Review disclosed vendors
Having a large vendor list is not in itself non-compliant, but it can be cumbersome to manage and more often than not, most publishers are not actually working with all 800+ vendors in the TCF Framework.
The more vendors in your vendor list means that all of those vendors have access to your end-user's data. If you have surplus vendors to the ones that you actually use, then you are leaving yourself open to data leakages as end-user data is passed through a longer chain.
Reduce your vendor list to partners you actually work with. Use the Disclosed Vendors dashboard to understand the vendors who are in your vendor list, but have less than 2% prevalence in the scans running on your site. Because they are seen so few times, you can remove them from your list, with almost no revenue impact. Most publishers work with between 150-200 vendors within the TCF list, and a reduction in 500+ vendors has little to no impact on revenue.
Additionally, reducing the size of your TCString can also benefit the performance of your site and ads loading, since ad partners will receive the consent string sooner.
Story from the field
One of our publishers removed 200+ vendors from their list after Diagnose identified a large number of vendors with less than 2% prevalence.
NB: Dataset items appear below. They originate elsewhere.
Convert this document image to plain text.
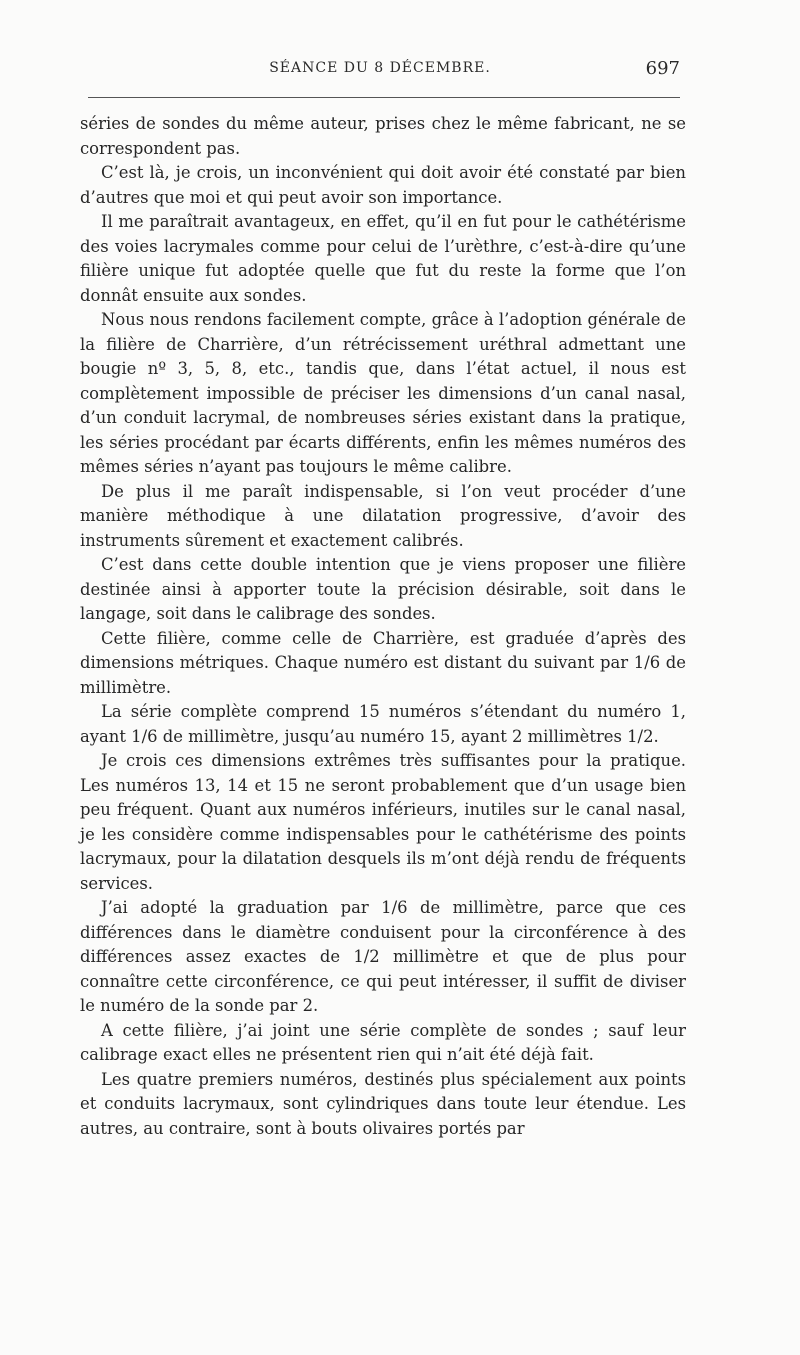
SÉANCE DU 8 DÉCEMBRE.	697

séries de sondes du même auteur, prises chez le même fabricant, ne se correspondent pas.

C’est là, je crois, un inconvénient qui doit avoir été constaté par bien d’autres que moi et qui peut avoir son importance.

Il me paraîtrait avantageux, en effet, qu’il en fut pour le cathétérisme des voies lacrymales comme pour celui de l’urèthre, c’est-à-dire qu’une filière unique fut adoptée quelle que fut du reste la forme que l’on donnât ensuite aux sondes.

Nous nous rendons facilement compte, grâce à l’adoption générale de la filière de Charrière, d’un rétrécissement uréthral admettant une bougie nº 3, 5, 8, etc., tandis que, dans l’état actuel, il nous est complètement impossible de préciser les dimensions d’un canal nasal, d’un conduit lacrymal, de nombreuses séries existant dans la pratique, les séries procédant par écarts différents, enfin les mêmes numéros des mêmes séries n’ayant pas toujours le même calibre.

De plus il me paraît indispensable, si l’on veut procéder d’une manière méthodique à une dilatation progressive, d’avoir des instruments sûrement et exactement calibrés.

C’est dans cette double intention que je viens proposer une filière destinée ainsi à apporter toute la précision désirable, soit dans le langage, soit dans le calibrage des sondes.

Cette filière, comme celle de Charrière, est graduée d’après des dimensions métriques. Chaque numéro est distant du suivant par 1/6 de millimètre.

La série complète comprend 15 numéros s’étendant du numéro 1, ayant 1/6 de millimètre, jusqu’au numéro 15, ayant 2 millimètres 1/2.

Je crois ces dimensions extrêmes très suffisantes pour la pratique. Les numéros 13, 14 et 15 ne seront probablement que d’un usage bien peu fréquent. Quant aux numéros inférieurs, inutiles sur le canal nasal, je les considère comme indispensables pour le cathétérisme des points lacrymaux, pour la dilatation desquels ils m’ont déjà rendu de fréquents services.

J’ai adopté la graduation par 1/6 de millimètre, parce que ces différences dans le diamètre conduisent pour la circonférence à des différences assez exactes de 1/2 millimètre et que de plus pour connaître cette circonférence, ce qui peut intéresser, il suffit de diviser le numéro de la sonde par 2.

A cette filière, j’ai joint une série complète de sondes ; sauf leur calibrage exact elles ne présentent rien qui n’ait été déjà fait.

Les quatre premiers numéros, destinés plus spécialement aux points et conduits lacrymaux, sont cylindriques dans toute leur étendue. Les autres, au contraire, sont à bouts olivaires portés par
The result was a 0% decrease in revenue and a much more manageable list of vendors.
Review cookies with long lifespans
It is a GDPR requirement that personal data is not kept for longer than 13 months. Due to this declared lifespan, most cookies should not have a duration of more than 13 months and it is up to the vendor to set these durations. Below is a strategy to implement using the Cookies with Long Lifespans dashboard:
Sort the Cookies with Long Lifespans dashboard by highest-lowest in prevalence to understand how common these cookies are on your properties and prioritise those with a prevalence higher than 20%.
- For first party cookies (those managed by your organization), ensure the duration is either 13 months, or talk to your DPO to understand if a longer duration is strictly necessary.
- For third party cookies, reach out to your partnership directly and ask them to reduce the lifespan or for an explanation of the set duration. Pass this by your DPO to be sure.
Review possible fingerprinting
The allowance of vendors who use technology similar to fingerprinting can differ per publisher; some clients allow this behaviour while others do not allow this behaviour. It is up to your Privacy Team or DPO to define your internal policy regarding this behaviour.
If your organization does not allow fingerprinting, use the Possible Fingerprinting dashboard to approach specific vendors and understand why our systems have picked up the similar technology and to define what they are doing. Sort by prevalence to identify more common vendors.
Review data leaving the EEA
The Data Leaving the EEA dashboard helps to identify vendors who have servers located outside the EEA which can be a compliance risk under GDPR.
Use this dashboard to understand the partners you work with who have non-EU servers and either ensure you have adequate agreements in place with your DPO or reach out to these vendors for clarification. Sort by prevalence to identify more common vendors.